Il répéta ainsi « Warda » et « Merci » en posant sa main à tour de rôle sur Warda et sur lui-même. L’elfe noir l’imita, et ils communiquèrent ainsi pendant une minute. Un lien venait de naître. Ils marchèrent côtes à côtes au milieu des débris de glace et de roche jusqu’à la grande épée. Le guerrier sombre la saisit et la rangea dans son dos. Se sentant rongé par la culpabilité, il prit le sac qu’il avait volé au Ssaros et lui tendit.

_ Merci.

La bête refusa.

_ Warda. 

Warda comprit que le Ssaros lui offrait ses provisions comme un cadeau. Il se sentait indigne, mais le fauve insista. Il accepta à contrecœur. Il ne voulait pas offenser son nouvel ami. Lorsque l’elfe noir se tourna et commença à marcher, il remarqua que le Ssaros ne le suivait pas. Il lui fit face et demanda:

_ Merci ? Tu viens ?

_Non.

La réponse du Ssaros troubla un peu le guerrier noir, mais avant qu’il ne puisse poser une quelconque question, le fauve des neiges s’expliqua.
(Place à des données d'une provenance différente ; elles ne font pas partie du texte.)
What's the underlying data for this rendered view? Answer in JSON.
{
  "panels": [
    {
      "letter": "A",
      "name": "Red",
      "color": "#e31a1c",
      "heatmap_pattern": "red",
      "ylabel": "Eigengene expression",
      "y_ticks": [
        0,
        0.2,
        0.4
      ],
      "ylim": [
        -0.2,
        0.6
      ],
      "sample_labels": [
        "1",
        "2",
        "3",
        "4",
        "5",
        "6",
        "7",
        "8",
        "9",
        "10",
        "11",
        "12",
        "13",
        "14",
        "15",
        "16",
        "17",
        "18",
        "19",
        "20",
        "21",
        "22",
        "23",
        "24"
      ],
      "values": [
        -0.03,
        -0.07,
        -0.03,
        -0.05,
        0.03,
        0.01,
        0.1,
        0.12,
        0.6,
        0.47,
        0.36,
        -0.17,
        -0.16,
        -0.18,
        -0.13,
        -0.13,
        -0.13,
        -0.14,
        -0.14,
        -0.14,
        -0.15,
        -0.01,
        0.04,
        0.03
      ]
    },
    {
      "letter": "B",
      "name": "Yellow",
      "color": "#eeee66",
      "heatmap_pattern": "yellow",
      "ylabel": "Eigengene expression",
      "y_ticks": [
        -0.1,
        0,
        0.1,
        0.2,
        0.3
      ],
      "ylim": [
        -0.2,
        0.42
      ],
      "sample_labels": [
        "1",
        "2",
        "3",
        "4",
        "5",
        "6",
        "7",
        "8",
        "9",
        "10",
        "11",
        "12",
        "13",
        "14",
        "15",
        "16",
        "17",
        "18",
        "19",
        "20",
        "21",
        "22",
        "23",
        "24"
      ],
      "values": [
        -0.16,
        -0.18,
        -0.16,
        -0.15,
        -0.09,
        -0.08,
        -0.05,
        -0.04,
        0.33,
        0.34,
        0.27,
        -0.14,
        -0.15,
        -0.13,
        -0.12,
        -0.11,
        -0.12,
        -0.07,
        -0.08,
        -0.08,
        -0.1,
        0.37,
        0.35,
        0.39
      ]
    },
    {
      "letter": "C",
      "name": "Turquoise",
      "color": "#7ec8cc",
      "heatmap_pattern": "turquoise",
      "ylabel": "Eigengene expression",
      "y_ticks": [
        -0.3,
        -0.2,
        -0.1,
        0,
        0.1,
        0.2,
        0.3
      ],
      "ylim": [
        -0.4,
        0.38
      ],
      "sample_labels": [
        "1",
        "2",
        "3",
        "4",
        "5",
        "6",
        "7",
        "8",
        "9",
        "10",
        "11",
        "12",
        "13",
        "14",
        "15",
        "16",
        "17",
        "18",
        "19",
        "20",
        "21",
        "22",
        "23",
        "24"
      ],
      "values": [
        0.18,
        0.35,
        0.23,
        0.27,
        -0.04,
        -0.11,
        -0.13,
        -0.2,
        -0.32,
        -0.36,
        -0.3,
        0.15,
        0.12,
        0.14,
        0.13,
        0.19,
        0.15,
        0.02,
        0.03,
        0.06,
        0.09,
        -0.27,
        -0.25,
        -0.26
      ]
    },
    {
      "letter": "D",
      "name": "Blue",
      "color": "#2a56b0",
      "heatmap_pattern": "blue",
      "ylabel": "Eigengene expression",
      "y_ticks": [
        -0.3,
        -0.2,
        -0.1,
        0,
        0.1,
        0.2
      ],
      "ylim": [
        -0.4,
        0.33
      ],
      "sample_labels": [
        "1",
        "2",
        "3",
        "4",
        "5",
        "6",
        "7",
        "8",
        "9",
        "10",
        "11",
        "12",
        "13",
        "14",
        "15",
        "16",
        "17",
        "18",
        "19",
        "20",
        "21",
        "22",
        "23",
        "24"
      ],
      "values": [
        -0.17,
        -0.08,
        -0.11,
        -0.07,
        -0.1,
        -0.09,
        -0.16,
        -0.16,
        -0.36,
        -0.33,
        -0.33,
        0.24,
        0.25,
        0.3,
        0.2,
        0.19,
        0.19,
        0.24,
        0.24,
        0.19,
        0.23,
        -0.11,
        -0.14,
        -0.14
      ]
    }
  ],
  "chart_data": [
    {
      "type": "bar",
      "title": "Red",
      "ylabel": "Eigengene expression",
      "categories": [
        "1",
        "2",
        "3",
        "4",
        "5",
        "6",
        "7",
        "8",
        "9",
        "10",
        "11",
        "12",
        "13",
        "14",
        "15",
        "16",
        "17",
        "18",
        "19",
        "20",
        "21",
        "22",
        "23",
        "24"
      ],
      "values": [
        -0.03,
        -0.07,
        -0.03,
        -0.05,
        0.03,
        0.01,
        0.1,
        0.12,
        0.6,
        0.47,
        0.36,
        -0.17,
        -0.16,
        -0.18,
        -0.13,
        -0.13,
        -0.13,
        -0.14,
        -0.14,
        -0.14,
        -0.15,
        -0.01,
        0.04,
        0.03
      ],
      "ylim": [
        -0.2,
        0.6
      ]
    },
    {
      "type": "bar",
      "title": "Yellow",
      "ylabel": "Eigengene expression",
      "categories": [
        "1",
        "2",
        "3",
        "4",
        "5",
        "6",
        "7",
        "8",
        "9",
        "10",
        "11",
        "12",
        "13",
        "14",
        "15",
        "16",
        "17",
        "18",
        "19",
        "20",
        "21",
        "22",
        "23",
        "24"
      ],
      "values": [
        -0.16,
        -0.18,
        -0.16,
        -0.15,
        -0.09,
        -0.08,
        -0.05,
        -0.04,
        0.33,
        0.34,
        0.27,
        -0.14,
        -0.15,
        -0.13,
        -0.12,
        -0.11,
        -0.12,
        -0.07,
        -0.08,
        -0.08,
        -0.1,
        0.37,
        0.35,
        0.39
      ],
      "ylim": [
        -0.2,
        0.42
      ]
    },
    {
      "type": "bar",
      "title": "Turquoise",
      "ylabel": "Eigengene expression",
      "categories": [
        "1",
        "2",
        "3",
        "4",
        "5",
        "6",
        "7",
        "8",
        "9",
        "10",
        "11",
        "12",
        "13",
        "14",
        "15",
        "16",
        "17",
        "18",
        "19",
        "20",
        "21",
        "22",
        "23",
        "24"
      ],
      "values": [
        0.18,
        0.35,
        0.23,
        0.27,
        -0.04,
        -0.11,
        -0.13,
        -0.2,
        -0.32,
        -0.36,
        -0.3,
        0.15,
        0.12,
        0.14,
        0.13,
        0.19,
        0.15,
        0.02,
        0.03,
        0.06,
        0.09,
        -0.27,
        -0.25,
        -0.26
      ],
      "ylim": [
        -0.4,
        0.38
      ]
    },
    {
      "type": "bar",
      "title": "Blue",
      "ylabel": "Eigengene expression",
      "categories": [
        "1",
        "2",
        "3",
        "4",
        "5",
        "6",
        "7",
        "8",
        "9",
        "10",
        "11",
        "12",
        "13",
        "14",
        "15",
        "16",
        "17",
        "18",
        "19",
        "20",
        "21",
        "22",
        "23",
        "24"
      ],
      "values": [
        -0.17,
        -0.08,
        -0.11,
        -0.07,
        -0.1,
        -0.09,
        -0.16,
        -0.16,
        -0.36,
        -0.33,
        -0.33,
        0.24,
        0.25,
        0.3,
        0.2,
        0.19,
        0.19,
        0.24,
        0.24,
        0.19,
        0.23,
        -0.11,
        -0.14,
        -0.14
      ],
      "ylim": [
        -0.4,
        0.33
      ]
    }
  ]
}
_ Merci Ssaros, Merci montagne, Merci neige. Merci pas ailleurs. Warda pas montagne, Warda pas neige, Warda ailleurs. Mais avec Merci, Warda toujours aimé par montagne et neige. 

Alors qu’il venait de se lier d’amitié, il était déjà l’heure de se séparer. Warda le regarda une dernière fois avant de reprendre sa route. Il aurait aimé qu’il puisse l’accompagner, mais comme disait lui même le Ssaros, il était la montagne et la neige, il ne pouvait pas quitter cet endroit qui était sa place. Warda n’appartenait pas à la montagne, il devait la quitter. Alors qu’il s’éloignait, Merci cria:

_Route sûr Warda.

Quand l’elfe se retourna une dernière fois pour voir le Ssaros, celui-ci marchait dans la direction de la falaise sûrement dans le but de l’escalader.  Ils continuèrent ainsi, à marcher dans deux directions opposées, jusqu’à se perdre de vue.


La neige commençait à disparaître petit à petit, jusqu’à ne plus n’être que de simples petits ruisseaux qui zigzaguaient entre les rochers. Au fur et à mesure que l’elfe noir progressait, il avait de moins en moins besoin des fourrures. Ses stocks de nourritures étaient presque vides, mais la végétation se faisait de toujours plus abondante et les baies aussi. Il avait réussi à capturer une chèvre et à la tuer. Il fuma aussitôt sa viande et sa réserve de vivres fut de nouveau remplie. Il bénit Merci car sans lui il ne serait pas arrivé jusque là. Alors qu’il venait de grimper un mur, il vit devant lui une forêt encore verdoyante. Ça y est, il était passé. Enfin la Guiogne, royaume où les elfes, les nains, les hommes et les dragons vivaient en harmonie. Il ignorait si il serait bien reçu, mais au moins, on le traquerait plus. Il arpenta encore une demi-heure entre les rochers pour enfin atteindre la lisière de la forêt. Il pénétra dans le bois profond, et pendant ce temps, derrière une pierre au loin, une étrange créature l’épiait. 


Le maître devait repartir dans la montagne, c’était sa seule chance. Dans les bois vit la pire chose que le Maître pourrait rencontrer. Si jamais l’Autre rencontrait le Maître, il serait en grand danger, et Il devait empêcher ça.